Here's our ranking of the roster's top-10 building blocks.
► 1. Quarterback Matthew Stafford: If you don’t have a franchise quarterback in the NFL, you don’t have much. Purely from the perspective of age, Stafford has plenty left in the tank, it’s a matter of whether his body will cooperate after significant back injuries the past two seasons. Prior to being sidelined this year, he was posting the best numbers of his career.
As long as he’s here, Stafford remains the face of the franchise and the roster's most important piece.
► 2. Defensive end Trey Flowers: After a sluggish start, due in large part to limited offseason reps, Flowers has essentially been the player the Lions expected they were getting when they signed him to a massive, five-year contract in March.
Fundamentally sound, Flowers plays the run and pass well, but still hasn’t figured out how to convert his steady pocket pressure into bigger sack totals. Maybe he never takes that step, but even without double-digit sacks, he’s the cornerstone of the team's front seven and only 26 years old.
► 3. Wide receiver Kenny Golladay: Building on his breakout campaign from a year ago, Golladay is on pace to top 1,200 yards and he currently leads the league with 10 receiving touchdowns. A true big-play threat, he’s averaging yards per catch this year.
Golladay’s rookie deal expires after the 2020 season when he’ll be 27 years old. As long as he stays healthy, he’ll be in line for a massive extension.
► 4. Center Frank Ragnow: After an up-and-down rookie year, Ragnow’s performance has taken a significant step forward in his second season. A powerful run blocker and above-average pass protector, he arguably Detroit's lone building block up front, unless the team re-signs guard Graham Glasgow.
► 5. Safety Tracy Walker: Walker’s first season as a starter has been hindered by a knee injury, which has sidelined him for all or parts of five games. Despite that, he leads the team in solo and total tackles, and is also top five in tackles for loss and pass breakups.
His size and skill set would play in any scheme, and he only stands to get better with additional seasoning.
► 6. Cornerback Darius Slay: Three years ago, he would have been closer to the top of the list, but cornerbacks age poorly and Slay turns 29 days after the season ends. He’s likely got at least two more good years in him, but it’s become increasing unclear whether those will be played in Detroit.

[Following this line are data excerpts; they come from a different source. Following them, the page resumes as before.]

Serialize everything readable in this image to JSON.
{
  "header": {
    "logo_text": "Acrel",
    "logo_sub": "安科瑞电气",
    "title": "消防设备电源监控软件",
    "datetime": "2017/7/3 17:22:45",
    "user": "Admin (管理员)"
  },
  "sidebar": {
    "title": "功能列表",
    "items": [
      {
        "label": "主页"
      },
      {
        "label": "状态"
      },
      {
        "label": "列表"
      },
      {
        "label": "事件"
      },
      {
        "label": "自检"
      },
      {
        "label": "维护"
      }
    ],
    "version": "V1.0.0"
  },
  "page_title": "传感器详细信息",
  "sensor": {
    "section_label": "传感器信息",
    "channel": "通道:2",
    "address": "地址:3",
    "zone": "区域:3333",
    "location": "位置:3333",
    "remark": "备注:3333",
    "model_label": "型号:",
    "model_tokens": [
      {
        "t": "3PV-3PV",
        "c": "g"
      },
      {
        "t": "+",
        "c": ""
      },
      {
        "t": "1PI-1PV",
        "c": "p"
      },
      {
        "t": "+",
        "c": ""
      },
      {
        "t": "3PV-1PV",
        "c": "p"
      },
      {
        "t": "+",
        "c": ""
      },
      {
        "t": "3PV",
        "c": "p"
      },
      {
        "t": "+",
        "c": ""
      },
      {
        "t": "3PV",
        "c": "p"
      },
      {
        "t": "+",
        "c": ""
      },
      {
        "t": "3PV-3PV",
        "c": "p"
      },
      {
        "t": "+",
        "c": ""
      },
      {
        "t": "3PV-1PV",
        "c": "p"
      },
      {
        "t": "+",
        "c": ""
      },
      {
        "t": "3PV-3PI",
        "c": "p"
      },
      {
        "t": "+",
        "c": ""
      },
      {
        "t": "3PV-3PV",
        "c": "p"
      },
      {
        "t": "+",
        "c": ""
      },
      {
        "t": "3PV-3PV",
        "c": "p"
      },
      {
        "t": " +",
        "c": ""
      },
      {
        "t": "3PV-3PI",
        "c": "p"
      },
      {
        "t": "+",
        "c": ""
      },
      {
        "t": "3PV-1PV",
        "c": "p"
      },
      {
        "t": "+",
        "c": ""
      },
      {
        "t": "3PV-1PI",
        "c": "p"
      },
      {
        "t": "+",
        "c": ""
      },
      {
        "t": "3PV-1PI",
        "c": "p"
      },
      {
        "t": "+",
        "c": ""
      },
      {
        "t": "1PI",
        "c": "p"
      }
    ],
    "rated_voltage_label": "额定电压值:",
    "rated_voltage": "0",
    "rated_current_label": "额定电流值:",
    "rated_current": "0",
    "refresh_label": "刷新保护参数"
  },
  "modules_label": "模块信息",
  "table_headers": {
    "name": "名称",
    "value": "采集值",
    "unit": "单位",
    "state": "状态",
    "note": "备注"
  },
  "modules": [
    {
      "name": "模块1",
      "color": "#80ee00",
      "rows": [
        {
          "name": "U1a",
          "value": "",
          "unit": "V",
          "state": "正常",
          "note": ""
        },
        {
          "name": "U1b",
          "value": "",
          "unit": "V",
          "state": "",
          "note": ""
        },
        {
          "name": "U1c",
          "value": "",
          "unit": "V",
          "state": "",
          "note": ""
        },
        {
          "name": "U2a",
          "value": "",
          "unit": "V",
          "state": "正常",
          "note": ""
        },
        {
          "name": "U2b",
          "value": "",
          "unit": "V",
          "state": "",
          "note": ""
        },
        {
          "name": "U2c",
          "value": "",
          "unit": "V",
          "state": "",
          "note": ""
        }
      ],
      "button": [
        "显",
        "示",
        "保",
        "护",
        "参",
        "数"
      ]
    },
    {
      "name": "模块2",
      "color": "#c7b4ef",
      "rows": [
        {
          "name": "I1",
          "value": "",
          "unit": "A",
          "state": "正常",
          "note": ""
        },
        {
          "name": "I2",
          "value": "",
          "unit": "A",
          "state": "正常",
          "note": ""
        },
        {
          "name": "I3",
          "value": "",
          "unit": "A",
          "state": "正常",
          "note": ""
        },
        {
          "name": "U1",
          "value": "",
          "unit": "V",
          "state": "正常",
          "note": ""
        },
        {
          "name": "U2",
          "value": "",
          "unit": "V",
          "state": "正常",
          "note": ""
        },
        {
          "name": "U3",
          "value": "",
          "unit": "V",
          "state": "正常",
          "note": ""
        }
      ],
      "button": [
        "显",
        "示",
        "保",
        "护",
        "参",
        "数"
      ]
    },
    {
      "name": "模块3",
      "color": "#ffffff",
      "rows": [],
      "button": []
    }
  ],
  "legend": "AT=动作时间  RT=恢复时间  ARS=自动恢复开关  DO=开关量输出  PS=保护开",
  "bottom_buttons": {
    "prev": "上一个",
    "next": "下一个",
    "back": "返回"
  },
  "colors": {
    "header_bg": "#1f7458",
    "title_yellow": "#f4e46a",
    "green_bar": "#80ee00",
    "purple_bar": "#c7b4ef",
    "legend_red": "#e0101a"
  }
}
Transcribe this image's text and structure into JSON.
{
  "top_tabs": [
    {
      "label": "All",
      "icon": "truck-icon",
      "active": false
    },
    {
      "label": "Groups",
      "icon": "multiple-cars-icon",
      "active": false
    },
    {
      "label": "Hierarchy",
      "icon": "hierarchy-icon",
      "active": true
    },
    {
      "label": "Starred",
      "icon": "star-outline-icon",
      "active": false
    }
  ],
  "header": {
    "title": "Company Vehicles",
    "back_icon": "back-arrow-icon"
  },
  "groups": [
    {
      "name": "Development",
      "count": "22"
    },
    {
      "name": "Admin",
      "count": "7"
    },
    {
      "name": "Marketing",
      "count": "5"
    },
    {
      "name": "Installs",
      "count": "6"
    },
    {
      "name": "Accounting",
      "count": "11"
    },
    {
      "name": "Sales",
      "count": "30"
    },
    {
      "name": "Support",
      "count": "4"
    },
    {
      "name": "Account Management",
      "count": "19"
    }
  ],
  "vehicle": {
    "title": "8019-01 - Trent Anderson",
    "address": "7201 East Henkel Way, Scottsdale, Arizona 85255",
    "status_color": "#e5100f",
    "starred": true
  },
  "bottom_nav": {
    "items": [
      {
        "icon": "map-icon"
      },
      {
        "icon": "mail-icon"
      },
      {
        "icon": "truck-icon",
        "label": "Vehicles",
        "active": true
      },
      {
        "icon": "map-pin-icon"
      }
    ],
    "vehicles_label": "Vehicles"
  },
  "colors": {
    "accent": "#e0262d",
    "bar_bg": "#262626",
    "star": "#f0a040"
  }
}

Slay’s effort in run support has looked lackadaisical at times this season, and he’s even had some hiccups in coverage, his bread and butter, but even at his 2019 level, he’s the best option on Detroit’s roster by a mile.
► 7. Tight end T.J. Hockenson: After a tantalizing debut, Hockenson didn’t do much the remainder of his rookie year, prior to an ankle injury ending it prematurely. Over those final 11 games, he averaged a paltry 21.5 receiving yards. His blocking, a selling point when he was selected No. 8 overall in the draft, would also be considered a work in progress.
But tight ends historically take a little time. George Kittle, one of Hockenson’s mentors and a popular comp, more than doubled his production in his second season with the 49ers. The Lions will be looking for similar improvement from Hockenson’s in Year 2.
► 8. Defensive tackle Da'Shawn Hand: Hand should be higher on this list, but durability concerns (he was placed on injured reserve on Thursday) have anchored expectations after his impressive rookie year. His positional flexibility and athleticism provide continued optimism if the second-year defensive lineman can shake the injury bug going forward.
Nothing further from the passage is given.